Quelle diversité de niveaux, de spécialités, de connaissances et de savoir-faire !

Mais aussi pour beaucoup d’entre nous, que de difficultés de gestion à surmonter, voire de survie professionnelle à maintenir au gré de chiffres d’affaires en baisse, de charges en hausse et d’excédents qui ne sont pas toujours au rendez-vous.

Les médias qui ont dans l’ensemble une propension à relayer les informations record de la planète marché de l’art, masquent dans le même temps cette autre réalité ; celle de notre marché à nous où l’opulence n’a pas sa place car elle est déjà occupée par l’austérité et la récession.

Plus que jamais, mes amis, le contexte économique perturbe notre secteur d’activité.

Et alors que notre marché peine à trouver quelques ouvertures (à l’image de notre manifestation de Chatou), nos professionnels : antiquaires – brocanteurs – galeristes sont autant d’acteurs qui, pour la plupart, vivent leur aventure avec passion.

En réponse et face à cette réalité, ce sont autant d’interventions diversifiées que s’efforce de conduire notre instance nationale, et notamment dans les domaines :

  • Juridiques (parce que l’affaire du « MONDE » nous y conduit),
  • Fiscaux (Contribution à la M.D.A., T.V.A. à l’importation),
  • Législatifs (l’I.S.F. – Droit de suite…).  

Puis, il importe qu’en toutes circonstances nous nous efforcions de préserver la réputation du marchand et l’image de l’instance qui a vocation à représenter notre secteur d’activité.

Mais, me direz-vous ? Encore faut-il que le Conseil d’Administration soit lui-même composé de personnes qualifiées au sens professionnel et moral du terme et qui sont les principes fondateurs du SNCAO-GA.

Ces fondements ne sont autres que l’éthique syndicale qui est inscrite dans nos textes, lesquels ne sont pas négociables et certainement pas à des fins personnelles.

Depuis quelques mois, notre environnement associatif et professionnel a été souillé comme jamais auparavant par les démarches outrancières faites de mensonges et de diatribes diffamatoires d’un manipulateur pervers.

Les inconséquences de ce personnage lui ont valu en 2011 son exclusion du Conseil pour cause de harcèlement ainsi que de contournement incessant des règles statutaires.

Mais n’écoutant que son indélicatesse coutumière, il a posé à nouveau sa candidature aux dernières élections, en menant une campagne d’une indécence sans nom.
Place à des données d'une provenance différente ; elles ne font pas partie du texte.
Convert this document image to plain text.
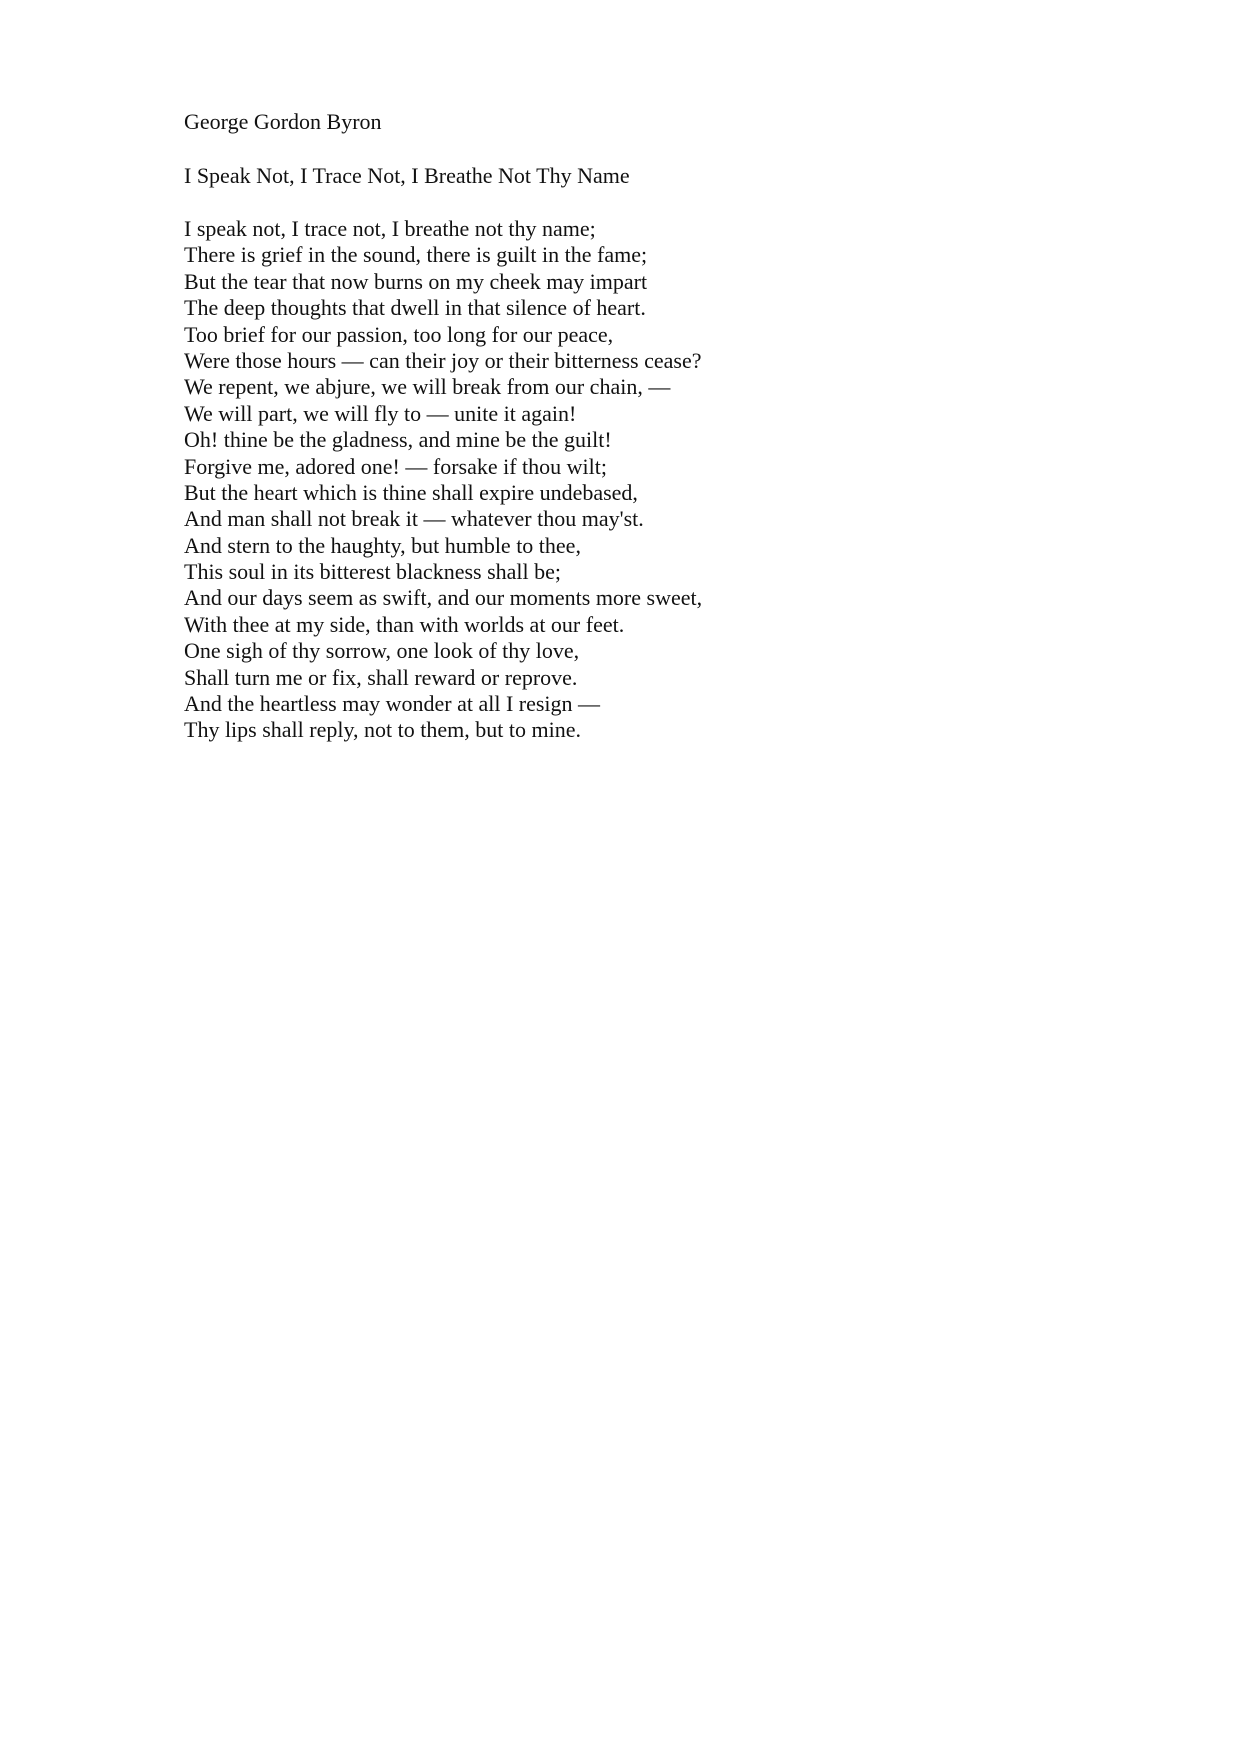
George Gordon Byron
I Speak Not, I Trace Not, I Breathe Not Thy Name
I speak not, I trace not, I breathe not thy name;
There is grief in the sound, there is guilt in the fame;
But the tear that now burns on my cheek may impart
The deep thoughts that dwell in that silence of heart.
Too brief for our passion, too long for our peace,
Were those hours — can their joy or their bitterness cease?
We repent, we abjure, we will break from our chain, —
We will part, we will fly to — unite it again!
Oh! thine be the gladness, and mine be the guilt!
Forgive me, adored one! — forsake if thou wilt;
But the heart which is thine shall expire undebased,
And man shall not break it — whatever thou may'st.
And stern to the haughty, but humble to thee,
This soul in its bitterest blackness shall be;
And our days seem as swift, and our moments more sweet,
With thee at my side, than with worlds at our feet.
One sigh of thy sorrow, one look of thy love,
Shall turn me or fix, shall reward or reprove.
And the heartless may wonder at all I resign —
Thy lips shall reply, not to them, but to mine.
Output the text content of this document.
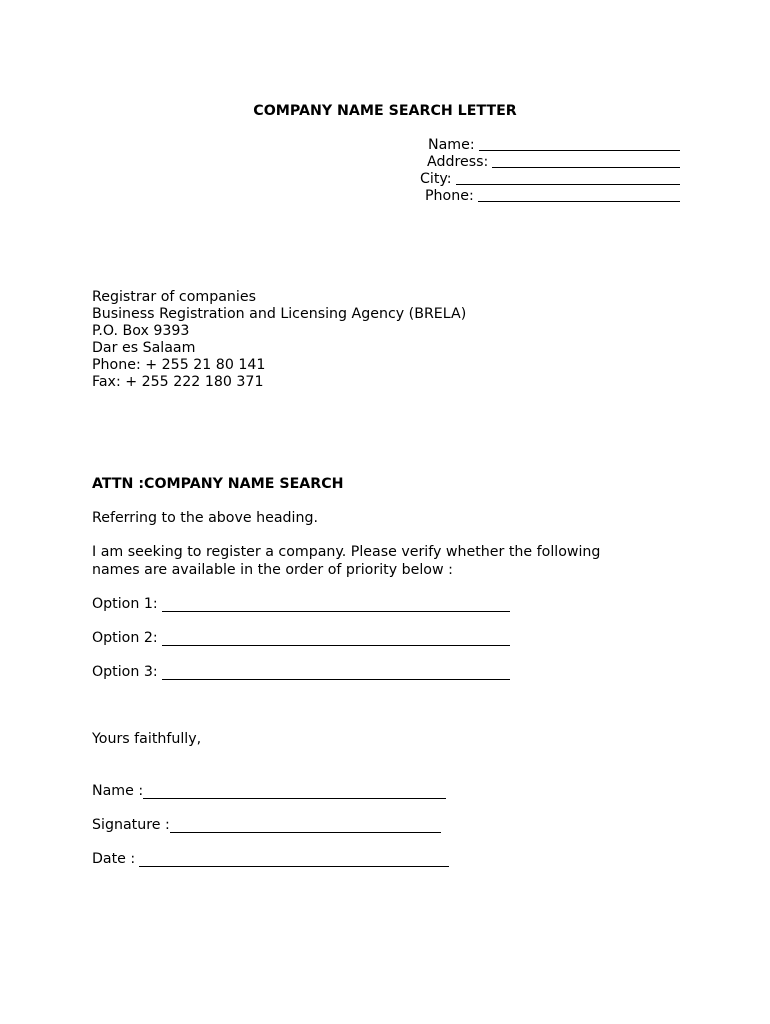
COMPANY NAME SEARCH LETTER
Name:
Address:
City:
Phone:
Registrar of companies
Business Registration and Licensing Agency (BRELA)
P.O. Box 9393
Dar es Salaam
Phone: + 255 21 80 141
Fax: + 255 222 180 371
ATTN :COMPANY NAME SEARCH
Referring to the above heading.
I am seeking to register a company. Please verify whether the following
names are available in the order of priority below :
Option 1:
Option 2:
Option 3:
Yours faithfully,
Name :
Signature :
Date :
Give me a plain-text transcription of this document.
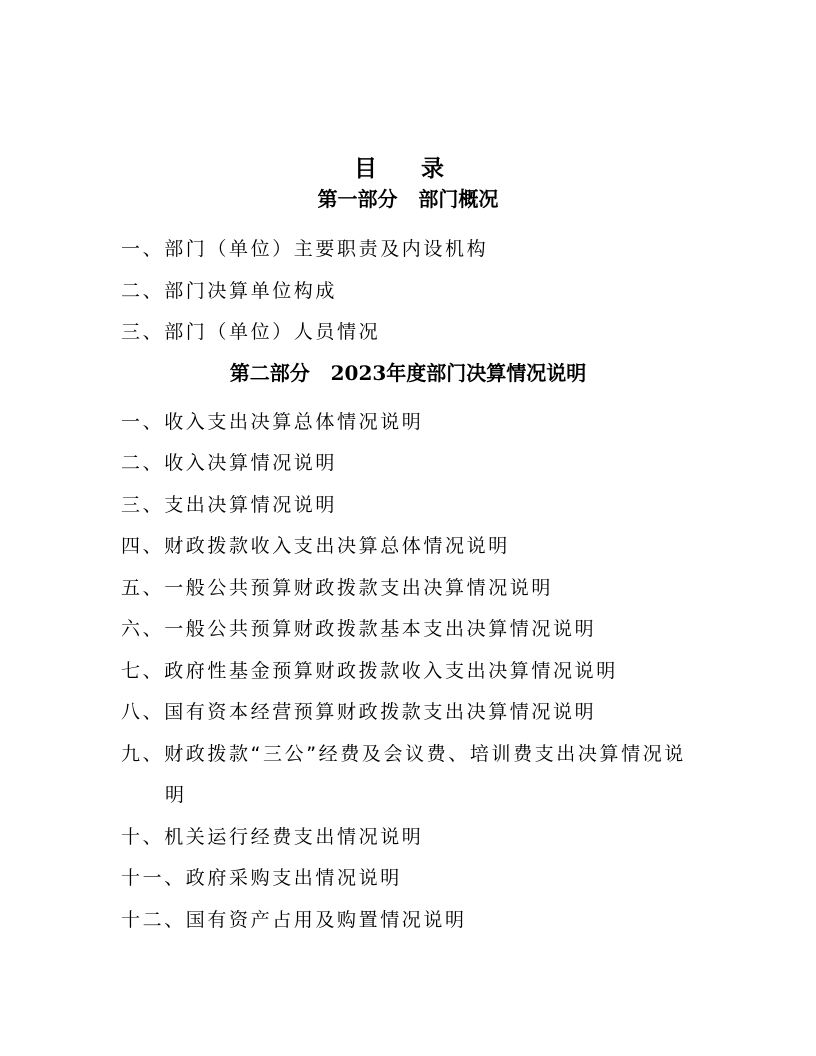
目 录
第一部分   部门概况
一、部门（单位）主要职责及内设机构
二、部门决算单位构成
三、部门（单位）人员情况
第二部分   2023年度部门决算情况说明
一、收入支出决算总体情况说明
二、收入决算情况说明
三、支出决算情况说明
四、财政拨款收入支出决算总体情况说明
五、一般公共预算财政拨款支出决算情况说明
六、一般公共预算财政拨款基本支出决算情况说明
七、政府性基金预算财政拨款收入支出决算情况说明
八、国有资本经营预算财政拨款支出决算情况说明
九、财政拨款“三公”经费及会议费、培训费支出决算情况说
明
十、机关运行经费支出情况说明
十一、政府采购支出情况说明
十二、国有资产占用及购置情况说明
Notre Assemblée Générale de ce soir vient de nous faire connaître le résultat officiel des élections 2013.

Les adhérents électeurs ont très massivement exprimé le rejet de sa candidature et de ses méthodes.

De nombreux administrateurs et moi-même dénonçons et condamnons ses désolantes turpitudes. Elles l’ont classé comme indésirable et pour tout dire nuisible à l’encontre :

  • Des professionnels qui rejettent une telle perversion,
  • Du SNCAO-GA qui défend des valeurs qui ne sont pas celles-là,
  • Et d’un Conseil d’Administration qui a tout de même beaucoup mieux à faire.

En conclusion, ma réflexion qui est également celle de nos adhérents avisés s’appuie sur un principe simple et dicté par le bon sens :

A problématique concrète, réponse concrète !

Mesdames et Messieurs, je vous remercie de votre aimable attention.

 

Michel GOMEZ

Président du SNCAO-GA

 

 

Cet éditorial contient des extraits du discours prononcé par M. Gomez lors de l’Assemblée Générale du 23 mai 2013.